Adventure Time! Female Creators! Book Signing! Punk Rock Album Covers! We’ve got it all in this exclusive interview with Ignatz Award winning creator Liz Prince, signing copies of her story in the Adventure Time spin off Marceline and the Scream Queens #3 at Hub Comics this Sunday at noon.
Friend of the League Liz Prince was asked to be part of the biggest cartoon phenomenon of the last few years. Adventure Time follows the story of Jake the Dog and Finn the Human in the Land of Ooo. The comic from Kaboom! was an instant sellout, enough to warrant a spin off mini for the red-sucking rocking vampire Marceline. Issue #3 of Marceline and the Scream Queens features a backup story by Liz. You can get the book signed at Hub Comics on September 30 from noon to 3 p.m. Here to promote the signing is Liz the Human.
First off, can you tell us how long you’ve been writing and drawing comic books?
Liz Prince: I’ve been making my own comics since I was about 10 years old.

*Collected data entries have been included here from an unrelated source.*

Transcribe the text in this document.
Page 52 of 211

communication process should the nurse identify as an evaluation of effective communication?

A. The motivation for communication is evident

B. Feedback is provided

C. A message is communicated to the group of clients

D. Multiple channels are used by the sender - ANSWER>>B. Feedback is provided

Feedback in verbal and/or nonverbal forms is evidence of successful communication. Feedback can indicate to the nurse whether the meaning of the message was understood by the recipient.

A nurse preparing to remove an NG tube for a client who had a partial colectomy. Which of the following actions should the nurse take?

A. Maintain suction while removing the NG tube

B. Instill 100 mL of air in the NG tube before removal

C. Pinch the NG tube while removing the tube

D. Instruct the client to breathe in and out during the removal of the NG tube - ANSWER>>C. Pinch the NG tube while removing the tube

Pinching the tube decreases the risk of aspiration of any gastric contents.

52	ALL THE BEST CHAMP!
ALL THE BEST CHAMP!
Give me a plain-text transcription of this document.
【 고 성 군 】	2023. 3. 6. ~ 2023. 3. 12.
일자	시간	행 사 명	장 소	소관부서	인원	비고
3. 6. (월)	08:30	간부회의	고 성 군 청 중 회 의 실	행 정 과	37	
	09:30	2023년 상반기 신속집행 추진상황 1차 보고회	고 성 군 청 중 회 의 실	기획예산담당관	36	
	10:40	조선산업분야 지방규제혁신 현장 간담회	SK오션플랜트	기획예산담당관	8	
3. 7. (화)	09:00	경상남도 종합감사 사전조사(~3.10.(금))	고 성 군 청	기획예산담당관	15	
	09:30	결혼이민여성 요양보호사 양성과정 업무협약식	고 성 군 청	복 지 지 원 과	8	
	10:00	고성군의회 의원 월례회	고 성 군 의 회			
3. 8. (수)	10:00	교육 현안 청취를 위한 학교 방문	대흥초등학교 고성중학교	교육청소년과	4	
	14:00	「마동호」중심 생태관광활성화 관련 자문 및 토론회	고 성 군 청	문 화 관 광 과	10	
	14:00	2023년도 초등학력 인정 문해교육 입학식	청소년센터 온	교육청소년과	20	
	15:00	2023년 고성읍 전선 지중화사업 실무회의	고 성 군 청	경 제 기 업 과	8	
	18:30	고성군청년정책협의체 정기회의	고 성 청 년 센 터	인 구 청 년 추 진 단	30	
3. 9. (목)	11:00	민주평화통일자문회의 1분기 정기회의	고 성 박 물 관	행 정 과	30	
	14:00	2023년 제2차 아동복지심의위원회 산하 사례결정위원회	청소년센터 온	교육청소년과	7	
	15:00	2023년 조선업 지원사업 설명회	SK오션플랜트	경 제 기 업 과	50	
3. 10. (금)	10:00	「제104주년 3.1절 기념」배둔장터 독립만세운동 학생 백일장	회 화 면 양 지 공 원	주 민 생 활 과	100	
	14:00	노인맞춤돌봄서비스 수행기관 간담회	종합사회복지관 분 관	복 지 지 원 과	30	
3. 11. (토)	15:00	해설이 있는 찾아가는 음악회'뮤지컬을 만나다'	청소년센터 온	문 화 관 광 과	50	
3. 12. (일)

Back then, it was all very derivative stuff like “Bat Rat” (Batman, but as an anthropomorphic rat instead of a human) and “Scott the Angry Paper Cup” (which was suspiciously like Evan Dorkin’s classic of misanthropy “Milk & Cheese“).
I started drawing my own auto-bio comics towards the end of high school.
You had a hit with “Will You Still Love Me If I Wet The Bed?”, containing personal stories about relationships. Do find revealing details of your personal life puts you in an awkward position?
I’m pretty comfortable with revealing things about myself in my comics; but that being said, there are plenty things that I keep to myself.
The only time it ever gets awkward is when people think that they know everything about me because they follow my comic strip. That and when they tell me stories about how they pissed in their beds, because I’ve never actually done that (at least since I was three or four).
At conventions, do people that know your work ask you personal questions?
Not usually. At a convention in France once a woman accused me of fabricating real life relationships in order to draw about them, but what she was trying to say might have been getting misinterpreted by the person who was translating for her.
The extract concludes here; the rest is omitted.